Pichai goes on to say:
We must not let our own bias for the present get in the way of the future.
I agree, but right now we are letting our bias for the future get in the way of the present. As we are building more and more and spending trillions, we aren’t asking what this ambiguous AGI is really for. What are we building and to what end? Superintelligence? Can anyone tell me what that really means? The bottom line is that we are in the midst of an AI boom cycle and we are lucky to be experiencing it.
It is in the boardrooms and earnings calls that the imaginations are running wild and starting to construct a narrative of the future that includes no humans working in some kind of global communist utopia.

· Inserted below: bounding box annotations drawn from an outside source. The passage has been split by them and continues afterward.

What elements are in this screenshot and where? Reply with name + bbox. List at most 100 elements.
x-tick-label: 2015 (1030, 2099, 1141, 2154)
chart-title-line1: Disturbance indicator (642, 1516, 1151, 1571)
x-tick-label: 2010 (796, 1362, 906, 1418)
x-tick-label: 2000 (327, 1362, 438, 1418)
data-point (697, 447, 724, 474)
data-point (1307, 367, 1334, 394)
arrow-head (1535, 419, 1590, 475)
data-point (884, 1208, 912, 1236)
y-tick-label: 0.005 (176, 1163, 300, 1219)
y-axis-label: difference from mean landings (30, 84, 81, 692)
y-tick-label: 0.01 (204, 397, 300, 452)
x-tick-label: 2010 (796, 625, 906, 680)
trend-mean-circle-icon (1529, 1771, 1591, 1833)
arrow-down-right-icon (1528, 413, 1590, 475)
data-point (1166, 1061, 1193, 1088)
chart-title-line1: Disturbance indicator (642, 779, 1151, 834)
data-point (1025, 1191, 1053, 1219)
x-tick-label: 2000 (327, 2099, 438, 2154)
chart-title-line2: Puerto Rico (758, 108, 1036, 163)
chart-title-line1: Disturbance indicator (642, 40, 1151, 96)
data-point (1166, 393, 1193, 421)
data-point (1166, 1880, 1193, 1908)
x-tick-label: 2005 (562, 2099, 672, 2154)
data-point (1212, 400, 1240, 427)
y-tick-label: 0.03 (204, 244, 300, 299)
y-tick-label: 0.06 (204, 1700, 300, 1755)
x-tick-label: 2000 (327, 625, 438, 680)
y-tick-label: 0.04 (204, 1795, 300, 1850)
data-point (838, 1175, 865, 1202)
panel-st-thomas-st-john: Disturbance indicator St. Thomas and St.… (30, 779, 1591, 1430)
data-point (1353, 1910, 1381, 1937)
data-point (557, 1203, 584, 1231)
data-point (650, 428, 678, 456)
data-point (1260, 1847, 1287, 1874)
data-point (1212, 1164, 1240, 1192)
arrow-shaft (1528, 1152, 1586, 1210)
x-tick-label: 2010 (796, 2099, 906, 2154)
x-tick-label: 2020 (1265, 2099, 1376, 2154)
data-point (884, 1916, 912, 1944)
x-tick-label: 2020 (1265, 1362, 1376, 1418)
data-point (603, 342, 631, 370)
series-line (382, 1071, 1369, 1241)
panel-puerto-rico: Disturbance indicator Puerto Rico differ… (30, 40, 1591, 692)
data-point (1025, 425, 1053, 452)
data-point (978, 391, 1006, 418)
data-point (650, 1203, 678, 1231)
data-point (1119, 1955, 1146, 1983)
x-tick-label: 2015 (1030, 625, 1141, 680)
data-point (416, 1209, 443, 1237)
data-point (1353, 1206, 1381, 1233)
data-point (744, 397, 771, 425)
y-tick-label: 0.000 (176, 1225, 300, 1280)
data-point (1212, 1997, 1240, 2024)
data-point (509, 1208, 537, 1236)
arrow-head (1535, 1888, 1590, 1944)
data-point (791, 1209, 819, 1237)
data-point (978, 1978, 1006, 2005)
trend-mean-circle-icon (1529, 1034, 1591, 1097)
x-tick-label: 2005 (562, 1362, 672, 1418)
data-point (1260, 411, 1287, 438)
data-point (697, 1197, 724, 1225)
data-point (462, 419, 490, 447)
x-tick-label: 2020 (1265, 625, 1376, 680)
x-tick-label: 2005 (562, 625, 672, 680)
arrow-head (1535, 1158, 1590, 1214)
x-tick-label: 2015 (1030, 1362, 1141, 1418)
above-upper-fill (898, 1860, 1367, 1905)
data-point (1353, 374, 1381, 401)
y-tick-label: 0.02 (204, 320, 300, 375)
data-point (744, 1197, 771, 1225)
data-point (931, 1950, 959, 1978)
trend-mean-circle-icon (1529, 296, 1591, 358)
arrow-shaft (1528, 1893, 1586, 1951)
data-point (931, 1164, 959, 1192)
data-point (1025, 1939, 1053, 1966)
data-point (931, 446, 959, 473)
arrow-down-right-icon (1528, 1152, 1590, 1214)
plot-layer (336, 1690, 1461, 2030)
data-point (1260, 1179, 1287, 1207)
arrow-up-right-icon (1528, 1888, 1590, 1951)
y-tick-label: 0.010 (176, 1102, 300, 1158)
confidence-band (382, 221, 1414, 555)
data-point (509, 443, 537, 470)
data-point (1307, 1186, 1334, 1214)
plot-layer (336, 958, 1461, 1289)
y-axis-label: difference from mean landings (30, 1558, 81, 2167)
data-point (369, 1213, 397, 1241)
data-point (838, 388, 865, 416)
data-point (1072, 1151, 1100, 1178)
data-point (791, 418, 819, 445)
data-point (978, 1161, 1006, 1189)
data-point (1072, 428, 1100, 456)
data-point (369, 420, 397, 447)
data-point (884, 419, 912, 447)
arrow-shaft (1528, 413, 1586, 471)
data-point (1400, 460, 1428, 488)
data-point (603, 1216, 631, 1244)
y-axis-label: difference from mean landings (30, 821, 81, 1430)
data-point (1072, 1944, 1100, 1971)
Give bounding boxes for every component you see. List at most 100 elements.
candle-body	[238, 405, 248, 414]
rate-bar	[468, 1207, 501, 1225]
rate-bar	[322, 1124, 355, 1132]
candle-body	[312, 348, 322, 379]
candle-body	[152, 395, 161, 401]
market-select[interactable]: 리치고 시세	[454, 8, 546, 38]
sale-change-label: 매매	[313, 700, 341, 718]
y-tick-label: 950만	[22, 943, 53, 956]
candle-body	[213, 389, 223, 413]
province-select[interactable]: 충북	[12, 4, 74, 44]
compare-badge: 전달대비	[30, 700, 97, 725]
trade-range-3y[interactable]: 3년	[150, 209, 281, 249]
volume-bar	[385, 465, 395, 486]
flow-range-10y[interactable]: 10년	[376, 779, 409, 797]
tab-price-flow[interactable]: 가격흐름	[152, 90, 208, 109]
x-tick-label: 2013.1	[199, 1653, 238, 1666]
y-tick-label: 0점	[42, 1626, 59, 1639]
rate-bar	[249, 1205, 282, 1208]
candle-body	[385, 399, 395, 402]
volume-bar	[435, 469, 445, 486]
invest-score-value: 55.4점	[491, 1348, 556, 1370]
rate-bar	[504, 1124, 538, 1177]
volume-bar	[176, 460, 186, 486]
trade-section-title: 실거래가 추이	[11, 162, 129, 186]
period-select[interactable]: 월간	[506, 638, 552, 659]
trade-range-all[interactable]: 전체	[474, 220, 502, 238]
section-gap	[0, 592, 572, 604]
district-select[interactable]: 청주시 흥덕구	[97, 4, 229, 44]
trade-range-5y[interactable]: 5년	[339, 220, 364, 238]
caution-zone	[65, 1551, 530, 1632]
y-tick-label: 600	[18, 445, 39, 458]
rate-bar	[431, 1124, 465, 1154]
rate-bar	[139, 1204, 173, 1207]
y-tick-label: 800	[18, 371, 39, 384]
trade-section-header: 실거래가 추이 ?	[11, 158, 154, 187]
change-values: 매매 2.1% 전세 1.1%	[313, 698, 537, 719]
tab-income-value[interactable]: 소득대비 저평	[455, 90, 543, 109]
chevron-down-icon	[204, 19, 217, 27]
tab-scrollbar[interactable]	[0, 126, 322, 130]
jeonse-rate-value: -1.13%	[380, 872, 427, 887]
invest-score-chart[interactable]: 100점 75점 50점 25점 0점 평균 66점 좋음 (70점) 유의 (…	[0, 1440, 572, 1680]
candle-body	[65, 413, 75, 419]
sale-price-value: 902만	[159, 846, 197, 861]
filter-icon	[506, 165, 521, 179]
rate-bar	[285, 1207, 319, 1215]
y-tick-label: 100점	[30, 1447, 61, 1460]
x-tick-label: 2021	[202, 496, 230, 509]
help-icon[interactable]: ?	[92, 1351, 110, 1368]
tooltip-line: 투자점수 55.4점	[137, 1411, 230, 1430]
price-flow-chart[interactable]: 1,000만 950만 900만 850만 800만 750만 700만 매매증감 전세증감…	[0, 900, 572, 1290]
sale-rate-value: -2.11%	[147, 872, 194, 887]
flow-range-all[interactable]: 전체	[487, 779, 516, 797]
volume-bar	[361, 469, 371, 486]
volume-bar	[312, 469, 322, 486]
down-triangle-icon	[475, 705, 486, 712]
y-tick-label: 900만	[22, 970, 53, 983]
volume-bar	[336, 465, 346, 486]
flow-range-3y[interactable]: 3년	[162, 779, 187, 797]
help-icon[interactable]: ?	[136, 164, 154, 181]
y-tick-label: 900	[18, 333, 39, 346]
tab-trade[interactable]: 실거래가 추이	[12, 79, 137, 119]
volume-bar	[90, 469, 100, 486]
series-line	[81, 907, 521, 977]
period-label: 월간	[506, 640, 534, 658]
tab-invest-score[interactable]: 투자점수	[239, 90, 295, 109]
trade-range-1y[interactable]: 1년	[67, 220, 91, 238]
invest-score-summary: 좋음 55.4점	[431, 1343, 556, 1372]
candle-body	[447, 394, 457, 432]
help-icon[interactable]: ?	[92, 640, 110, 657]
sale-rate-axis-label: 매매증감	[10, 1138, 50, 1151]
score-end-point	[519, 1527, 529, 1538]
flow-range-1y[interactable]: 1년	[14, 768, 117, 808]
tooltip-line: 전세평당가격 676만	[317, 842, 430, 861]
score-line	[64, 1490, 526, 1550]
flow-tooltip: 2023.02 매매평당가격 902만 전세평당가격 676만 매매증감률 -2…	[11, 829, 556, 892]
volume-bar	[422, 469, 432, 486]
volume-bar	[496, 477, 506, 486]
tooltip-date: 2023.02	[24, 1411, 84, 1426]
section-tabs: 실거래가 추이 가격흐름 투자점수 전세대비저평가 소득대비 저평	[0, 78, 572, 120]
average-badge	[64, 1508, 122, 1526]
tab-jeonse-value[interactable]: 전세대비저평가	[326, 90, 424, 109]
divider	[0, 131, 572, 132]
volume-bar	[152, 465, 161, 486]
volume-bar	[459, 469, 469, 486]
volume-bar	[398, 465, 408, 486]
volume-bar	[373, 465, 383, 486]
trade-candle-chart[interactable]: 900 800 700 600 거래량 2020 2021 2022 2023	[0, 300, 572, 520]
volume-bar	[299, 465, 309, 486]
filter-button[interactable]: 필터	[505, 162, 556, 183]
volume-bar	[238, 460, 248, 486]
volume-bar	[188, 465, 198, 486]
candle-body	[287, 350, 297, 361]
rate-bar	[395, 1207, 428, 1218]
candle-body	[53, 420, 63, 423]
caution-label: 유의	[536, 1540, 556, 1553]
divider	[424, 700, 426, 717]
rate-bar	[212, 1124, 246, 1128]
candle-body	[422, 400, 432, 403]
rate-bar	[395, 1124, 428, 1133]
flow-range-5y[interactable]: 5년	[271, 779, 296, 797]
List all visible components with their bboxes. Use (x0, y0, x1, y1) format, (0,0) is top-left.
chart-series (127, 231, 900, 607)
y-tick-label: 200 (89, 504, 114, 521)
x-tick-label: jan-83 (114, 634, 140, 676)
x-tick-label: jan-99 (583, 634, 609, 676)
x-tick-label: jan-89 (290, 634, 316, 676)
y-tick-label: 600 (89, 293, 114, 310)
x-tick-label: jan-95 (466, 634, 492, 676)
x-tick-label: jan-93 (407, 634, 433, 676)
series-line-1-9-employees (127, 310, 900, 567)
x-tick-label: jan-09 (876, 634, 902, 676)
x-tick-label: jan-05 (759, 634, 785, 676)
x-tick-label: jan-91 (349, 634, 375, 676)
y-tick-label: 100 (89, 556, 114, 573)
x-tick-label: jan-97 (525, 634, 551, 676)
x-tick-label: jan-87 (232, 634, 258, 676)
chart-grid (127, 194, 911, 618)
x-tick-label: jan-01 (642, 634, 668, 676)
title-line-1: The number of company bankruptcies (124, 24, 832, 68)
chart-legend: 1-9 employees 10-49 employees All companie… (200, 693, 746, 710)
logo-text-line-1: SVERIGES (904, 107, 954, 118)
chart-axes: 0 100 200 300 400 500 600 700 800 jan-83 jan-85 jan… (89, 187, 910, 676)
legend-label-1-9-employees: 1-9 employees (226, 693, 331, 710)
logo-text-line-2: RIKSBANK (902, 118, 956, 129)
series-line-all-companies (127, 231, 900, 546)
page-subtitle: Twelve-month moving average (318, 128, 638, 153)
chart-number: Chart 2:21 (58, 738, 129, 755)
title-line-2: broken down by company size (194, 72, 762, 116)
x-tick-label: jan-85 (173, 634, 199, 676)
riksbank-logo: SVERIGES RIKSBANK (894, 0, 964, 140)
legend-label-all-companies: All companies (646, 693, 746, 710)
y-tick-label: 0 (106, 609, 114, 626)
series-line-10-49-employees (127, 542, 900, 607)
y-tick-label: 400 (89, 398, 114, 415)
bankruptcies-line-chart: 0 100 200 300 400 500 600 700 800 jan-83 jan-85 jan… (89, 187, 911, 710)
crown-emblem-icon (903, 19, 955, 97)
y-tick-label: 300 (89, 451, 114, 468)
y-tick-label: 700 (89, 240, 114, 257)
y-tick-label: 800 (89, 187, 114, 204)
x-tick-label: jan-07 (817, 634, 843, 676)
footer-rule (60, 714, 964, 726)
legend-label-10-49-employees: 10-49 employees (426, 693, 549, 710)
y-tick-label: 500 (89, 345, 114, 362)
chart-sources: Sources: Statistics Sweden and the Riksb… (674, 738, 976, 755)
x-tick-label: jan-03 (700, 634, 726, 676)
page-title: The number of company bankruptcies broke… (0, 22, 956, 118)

The danger is not “missing out” or our “bias for the present.” The danger is constructing a narrative about the future in our imaginations that does not align with the realities of our world and our societies. This is not a path to tech utopia. It is a path to global conflict and a mental health crisis at scale.
Who is it for?
The lengths to which technology companies are going to achieve AGI is well documented. This publication has written extensively on the idea of Sovereign AGI from multiple angles. What has always been unclear is what the goal of an AGI would be. We seem to know we want it, and we’ve built companies and poured trillions of dollars into it, but who is it for? Tech giants would tell you it is for the benefit of humanity. They follow those comments with demands for more energy than our planet has ever produced, more investment than some sovereign economies, and a utopian future that ignores all previous human history. So, who benefits?
In the short term, the pursuit of AGI is benefitting the companies pursuing it. It is not clear for multiple practical reasons whether what they are pursuing is possible, but they take the cash, nonetheless. Many people do not wish to be displaced by AI or AGI from their work.
It is also not clear whether AGI will be made available for use by everyone, free of charge. What seems more likely is that the current sovereign AI trend will continue and governments will have control of AGI, nationalized for their own purposes. Even today, the direct utility of foundational models to individual humans or communities is not clear. A lack of rigorous stress testing creates real potential for harm to humans, which will only scale as AI moves toward AGI.
Private companies can do what they wish with their capital. Though, when companies invest trillions of dollars toward a single, ill-defined goal that supposedly will fundamentally transform humanity, some explanations are due. What’s clear is that the pursuit of AGI is not for humans and communities but for the continued profit of those in the AI industry. This, too, would not be a shock in the course of human history. That a company or group of companies would seek to create and maintain the economic conditions that benefit them is consistent with human history.
Ignoring that is an example of letting our future bias impact our present.






Brilliant analysis here. The Contact analogy really nails the core issue, spending trillions on somthing nobody truly understands the endpoint for. What stands out most is the disconnect between the "global communist utopia" rhetoric from hardcore capitalists and thier actual track record on wealth distribution. I worked in tech policy for a bit and saw this exact pattern where companies would promise universal benefit while structuring deals that concentrated gains at thetop.